Last Updated on May 12, 2015, by eNotes Editorial. Word Count: 373
Faulkner is a great writer in part because he mastered virtually all of the techniques of representation that had been developed in the two centuries of intense fiction writing before he took up his pen. Nearly all these techniques appear in his short stories. Two characteristics stand out because they help account for his success in publishing his stories in mass market magazines while also suggesting why his novels were less successful in the mass market. Although his stories are predominantly serious in theme, they are filled with wit and humor. However, in virtually every story he wrote, he attempted to stretch readers beyond what they might expect to find in a popular story.
Few of his stories are as broadly humorous as "A Bear Hunt" (The Saturday Evening Post, 1934). There Ratliff plays a joke on a hunter to cure him of the hiccups that have plagued him for more than a day, only to have that joke rebound upon him. In more serious stories, however, there are often humorous events. "A Rose for Emily" includes the incident of the town officials sneaking around Emily's house at night, spreading lime to get rid of the smell that is revealed many years later to have been her lover's decaying body. In "Red Leaves," while the slave who is supposed to be killed and buried with his dead Indian chief owner, flees through the swamp, the obese new chief pursues him carried on a litter. Fat Moketubbe sometimes loses consciousness from the pain of trying to wear the tiny slippers that are one badge of his new office.
Faulkner nearly always asks his readers to see moral and spiritual complexity in his stories. "An Error in Chemistry" is a formulaic detective story, yet it ends with a longer than usual examination of the murderer's motives that asks the reader to understand a great escape and disguise artist whose gift led him to such contempt for mankind that, when fallen upon hard times, he would try to use it to make a fortune by murdering two people.
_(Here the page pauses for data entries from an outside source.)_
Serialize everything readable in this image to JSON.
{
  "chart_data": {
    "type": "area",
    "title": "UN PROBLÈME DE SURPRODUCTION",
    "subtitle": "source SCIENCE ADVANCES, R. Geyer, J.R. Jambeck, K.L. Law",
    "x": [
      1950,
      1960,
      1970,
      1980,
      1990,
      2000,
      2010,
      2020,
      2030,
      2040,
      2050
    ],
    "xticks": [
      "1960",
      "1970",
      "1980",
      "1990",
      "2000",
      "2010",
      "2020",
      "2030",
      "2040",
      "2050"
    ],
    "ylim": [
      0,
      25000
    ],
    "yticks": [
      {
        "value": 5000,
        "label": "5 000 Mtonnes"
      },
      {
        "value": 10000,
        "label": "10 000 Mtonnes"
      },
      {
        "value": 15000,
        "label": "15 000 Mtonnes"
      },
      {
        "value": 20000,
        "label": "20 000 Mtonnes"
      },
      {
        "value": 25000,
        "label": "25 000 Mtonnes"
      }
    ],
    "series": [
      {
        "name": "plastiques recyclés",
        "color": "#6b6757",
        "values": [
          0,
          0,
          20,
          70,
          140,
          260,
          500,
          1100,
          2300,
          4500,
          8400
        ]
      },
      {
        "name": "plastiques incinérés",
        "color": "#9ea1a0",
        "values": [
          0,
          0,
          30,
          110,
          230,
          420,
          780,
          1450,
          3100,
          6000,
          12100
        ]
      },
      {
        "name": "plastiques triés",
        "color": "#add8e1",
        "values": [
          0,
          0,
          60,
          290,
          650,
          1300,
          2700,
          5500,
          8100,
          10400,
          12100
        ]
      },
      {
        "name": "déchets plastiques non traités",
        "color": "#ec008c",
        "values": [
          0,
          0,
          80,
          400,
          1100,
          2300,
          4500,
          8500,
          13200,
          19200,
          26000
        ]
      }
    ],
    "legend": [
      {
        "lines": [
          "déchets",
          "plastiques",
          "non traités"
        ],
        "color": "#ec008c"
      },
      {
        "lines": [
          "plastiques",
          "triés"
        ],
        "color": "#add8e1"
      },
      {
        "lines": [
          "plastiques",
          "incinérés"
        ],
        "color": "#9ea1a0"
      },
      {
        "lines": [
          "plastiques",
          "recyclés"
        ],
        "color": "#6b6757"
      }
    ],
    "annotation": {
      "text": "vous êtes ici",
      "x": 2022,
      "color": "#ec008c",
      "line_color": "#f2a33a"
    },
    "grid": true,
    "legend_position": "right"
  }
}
Gavin Stevens and the sheriff agree that the criminal failed to know himself, having missed the truth Stevens says that all the good books reveal, although in different ways.
Last Updated on May 12, 2015, by eNotes Editorial. Word Count: 193
Faulkner had read widely and learned technical possibilities from everyone he read. He often drew on popular genres such as humor, Gothic, and detective stories. When asked which writers he admired most and continued to read, he named the Old Testament, Charles Dickens, Conrad, Miguel de Cervantes, Gustave Flaubert, Honore de Balzac, Feodor Dostoevski, Leo Tolstoy, William Shakespeare, Melville, John Keats, and A. E. Housman, among some others. He thought James Joyce and Thomas Mann to be among the greatest writers of his generation. He expressed admiration for Thomas Wolfe and Sherwood Anderson, among other contemporary Americans.
Faulkner's stories show influences from all of these sources. His most distinctive and characteristic stories are those set in his mythical Yoknapatawpha County, Mississippi. In these stories the landscape, characters, and compulsions of his native country become the source of a rich and living fiction. From this point of view, his main literary ancestors are those writers who also mastered their techniques, then built teeming fictional worlds out of their home ground, including Dickens of London, Balzac of Paris, Nathaniel Hawthorne of New England, Joyce of Dublin, and Henry James of the capitals of the West.
Last Updated on May 12, 2015, by eNotes Editorial. Word Count: 112
While Faulkner was working in Hollywood, he attempted to make screenplays of several stories. Only a few were finally produced. Today We Live (1933) was based on "Turnabout." The Damned Don't Cry (1950) was based in part on "The Brooch" (Scribner's, 1936). Neither of these was especially successful. "The Brooch," "Shall Not Perish" (Story, 1943), and "Old Man" (part of The Wild Palms, 1939), were broadcast on Lux Video Theatre in 1953. "Barn Burning" was eventually adapted for the Public Broadcasting Service's American Short Story series (1980). Bruce Kawin argues that Tomorrow (1971) is one of the best film adaptations of a Faulkner story. "Tomorrow" (The Saturday Evening Post, 1940) is a Gavin Stevens detective story eventually collected in Knight's Gambit.